Окончив завтрак, Борис посмотрел в свой календарь, где против каждого дня на белом листке он сам вписывал заранее, что в этот день надо предпринять. Сегодня день был не особенно занят: «Анатомический театр непременно», «Лекция Т.», «Вечером у В.К.». Первая отметка заставила Полубояринова брезгливо сморщить нос: посещение анатомического театра он давно уже откладывал со дня на день из какой-то странной нерешительности, так что в конце концов получил даже замечание от профессора. Зато последнее — «вечер у В. К.» — вызвало на губах Бориса довольную улыбку. Под этими инициалами подразумевалась жена одного из приятелей его отца. Борис недавно, всего месяца два тому назад сошелся с нею. Третьего дня он узнал, что муж ее сегодня должен отправиться в командировку, и таким образом целых двое суток были в распоряжении Бориса.
IIУтро было ясное, сверкающее. Снег, нападавший ночью и еще не изборожденный полозьями, лежал ровными пеленами, розовыми на солнце, синеватыми в тени. В воздухе стоял прозрачный морозный блеск, захватывавший при дыхании горло.

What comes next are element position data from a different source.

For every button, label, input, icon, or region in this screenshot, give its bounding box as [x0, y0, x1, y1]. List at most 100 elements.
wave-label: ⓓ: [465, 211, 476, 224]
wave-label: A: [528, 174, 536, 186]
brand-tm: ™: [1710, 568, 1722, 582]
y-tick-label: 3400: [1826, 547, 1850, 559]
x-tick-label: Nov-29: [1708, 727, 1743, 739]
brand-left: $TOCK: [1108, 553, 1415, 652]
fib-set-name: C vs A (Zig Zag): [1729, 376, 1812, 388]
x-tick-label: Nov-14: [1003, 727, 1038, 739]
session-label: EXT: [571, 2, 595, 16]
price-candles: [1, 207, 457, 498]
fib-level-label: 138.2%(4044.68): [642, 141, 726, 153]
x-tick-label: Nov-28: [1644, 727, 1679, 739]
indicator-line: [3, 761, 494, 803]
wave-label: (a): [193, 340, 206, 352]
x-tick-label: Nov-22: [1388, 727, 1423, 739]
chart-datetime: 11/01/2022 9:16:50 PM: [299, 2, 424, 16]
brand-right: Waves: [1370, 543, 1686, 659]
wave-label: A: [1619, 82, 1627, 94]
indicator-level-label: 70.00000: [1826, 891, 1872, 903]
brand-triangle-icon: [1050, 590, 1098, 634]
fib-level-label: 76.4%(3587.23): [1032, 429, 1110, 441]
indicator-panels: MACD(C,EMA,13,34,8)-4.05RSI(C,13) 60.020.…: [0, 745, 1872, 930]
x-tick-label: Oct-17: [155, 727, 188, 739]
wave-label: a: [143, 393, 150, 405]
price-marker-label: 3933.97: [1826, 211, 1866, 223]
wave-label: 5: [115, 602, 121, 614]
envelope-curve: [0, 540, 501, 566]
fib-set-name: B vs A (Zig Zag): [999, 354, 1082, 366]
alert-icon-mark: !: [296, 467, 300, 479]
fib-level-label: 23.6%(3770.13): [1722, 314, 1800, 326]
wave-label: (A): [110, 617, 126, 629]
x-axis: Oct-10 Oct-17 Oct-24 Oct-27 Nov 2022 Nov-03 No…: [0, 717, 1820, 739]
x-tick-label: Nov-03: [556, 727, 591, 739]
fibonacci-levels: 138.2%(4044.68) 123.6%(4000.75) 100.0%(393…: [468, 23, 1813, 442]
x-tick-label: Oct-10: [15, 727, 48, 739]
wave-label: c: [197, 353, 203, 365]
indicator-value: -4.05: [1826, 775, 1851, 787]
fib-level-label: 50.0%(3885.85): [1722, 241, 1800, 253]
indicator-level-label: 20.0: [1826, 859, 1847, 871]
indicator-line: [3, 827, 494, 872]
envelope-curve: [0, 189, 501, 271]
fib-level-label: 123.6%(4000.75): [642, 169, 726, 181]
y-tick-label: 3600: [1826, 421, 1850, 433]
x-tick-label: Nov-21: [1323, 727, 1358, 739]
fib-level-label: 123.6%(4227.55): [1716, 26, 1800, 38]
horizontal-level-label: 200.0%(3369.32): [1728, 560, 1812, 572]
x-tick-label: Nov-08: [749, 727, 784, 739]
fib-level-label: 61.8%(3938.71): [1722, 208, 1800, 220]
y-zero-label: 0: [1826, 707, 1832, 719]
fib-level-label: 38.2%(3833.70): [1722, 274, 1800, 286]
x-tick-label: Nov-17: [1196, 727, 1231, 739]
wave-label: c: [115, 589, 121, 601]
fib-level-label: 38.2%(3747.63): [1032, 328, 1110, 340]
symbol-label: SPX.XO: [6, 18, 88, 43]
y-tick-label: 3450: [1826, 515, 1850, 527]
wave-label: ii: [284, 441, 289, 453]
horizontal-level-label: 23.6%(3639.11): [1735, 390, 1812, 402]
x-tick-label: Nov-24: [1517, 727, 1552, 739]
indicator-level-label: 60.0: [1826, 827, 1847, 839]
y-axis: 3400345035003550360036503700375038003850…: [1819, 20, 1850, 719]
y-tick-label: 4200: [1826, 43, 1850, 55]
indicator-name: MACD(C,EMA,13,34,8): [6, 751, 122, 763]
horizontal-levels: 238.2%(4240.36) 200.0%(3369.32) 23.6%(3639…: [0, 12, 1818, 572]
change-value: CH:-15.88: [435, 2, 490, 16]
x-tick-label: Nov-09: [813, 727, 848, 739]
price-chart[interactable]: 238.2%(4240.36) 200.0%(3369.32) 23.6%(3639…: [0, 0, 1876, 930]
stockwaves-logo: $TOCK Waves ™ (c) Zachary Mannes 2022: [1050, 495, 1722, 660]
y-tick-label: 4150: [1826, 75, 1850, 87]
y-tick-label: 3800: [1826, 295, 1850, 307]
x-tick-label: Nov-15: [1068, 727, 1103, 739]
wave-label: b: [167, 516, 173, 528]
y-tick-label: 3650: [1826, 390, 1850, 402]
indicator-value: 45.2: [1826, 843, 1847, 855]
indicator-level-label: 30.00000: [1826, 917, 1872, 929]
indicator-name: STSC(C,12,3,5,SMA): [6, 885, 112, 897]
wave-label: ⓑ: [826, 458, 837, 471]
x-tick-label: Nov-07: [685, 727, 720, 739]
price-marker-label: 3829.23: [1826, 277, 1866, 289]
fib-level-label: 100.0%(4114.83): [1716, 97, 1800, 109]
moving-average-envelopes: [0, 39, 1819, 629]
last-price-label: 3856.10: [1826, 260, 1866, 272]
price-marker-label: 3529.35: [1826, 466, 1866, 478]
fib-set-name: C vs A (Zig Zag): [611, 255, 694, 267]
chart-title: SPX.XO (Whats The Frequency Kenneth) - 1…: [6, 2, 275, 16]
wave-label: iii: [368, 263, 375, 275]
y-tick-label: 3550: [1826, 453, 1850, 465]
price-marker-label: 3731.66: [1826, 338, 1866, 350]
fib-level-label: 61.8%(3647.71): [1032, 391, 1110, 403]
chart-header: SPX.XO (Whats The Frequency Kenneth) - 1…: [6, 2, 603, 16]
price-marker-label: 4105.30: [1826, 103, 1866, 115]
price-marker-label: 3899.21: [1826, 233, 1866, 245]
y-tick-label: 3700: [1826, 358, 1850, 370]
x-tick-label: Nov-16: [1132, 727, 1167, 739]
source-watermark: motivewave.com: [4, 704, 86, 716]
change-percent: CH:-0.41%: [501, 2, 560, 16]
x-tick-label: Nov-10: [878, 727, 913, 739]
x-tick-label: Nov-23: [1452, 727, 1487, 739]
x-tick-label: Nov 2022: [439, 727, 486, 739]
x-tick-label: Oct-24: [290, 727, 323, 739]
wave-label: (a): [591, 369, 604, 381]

Борис шел по направлению к анатомическому театру большими гимнастическими шагами, засунув руки в карманы летнего пальто (обыкновение носить зимою летнее пальто он перенял у князя Белого, который в этом случае тоже подражал гвардейским офицерам). Его радовало и ясное утро, и чувство бодрости и здоровья во всех членах, и веселое, звонкое поскрипывание снега под ногами. В иных местах упругий снег так плотно слежался, что звенел под каблуком, точно чугунная плита. Порою Бориса обгоняли извозчичьи сани, визжа полозьями, но он не хотел садиться — на ходьбу Борис смотрел, как на физическое упражнение.
Но по мере приближения к анатомическому театру Борис почувствовал, что его мысли принимают неприятный оттенок. Конечно, пойти необходимо, нечего и говорить. И профессор на днях сказал, что, кажется, господин Полубояринов не посещает анатомического театра, и товарищи несколько раз спрашивали, отчего он не приходит? Могут подумать, что из трусости. Но эта пачкотня ужасно противна. Потом, наверное, целый день будет казаться, что руки пахнут. И, наконец, Борис питает решительное отвращение к покойникам. Тут не трусость, — это, конечно, было бы смешно, — нет, а просто чувство здорового, сильного человека при виде смерти и разрушения. Не будь желания отца, Борис непременно выбрал бы другой факультет, тем более что «наши» почти все на юридическом, кроме этого психопата Мельникова, помешавшегося на математике, и двух филологов, которые готовятся куда-то в китайские посланники. Отец держится того мнения, что медицинский факультет один только может приучить к постоянному и упорному труду. Странное мнение. Положим, ему простительно так думать, потому что он сам — медицинское светило.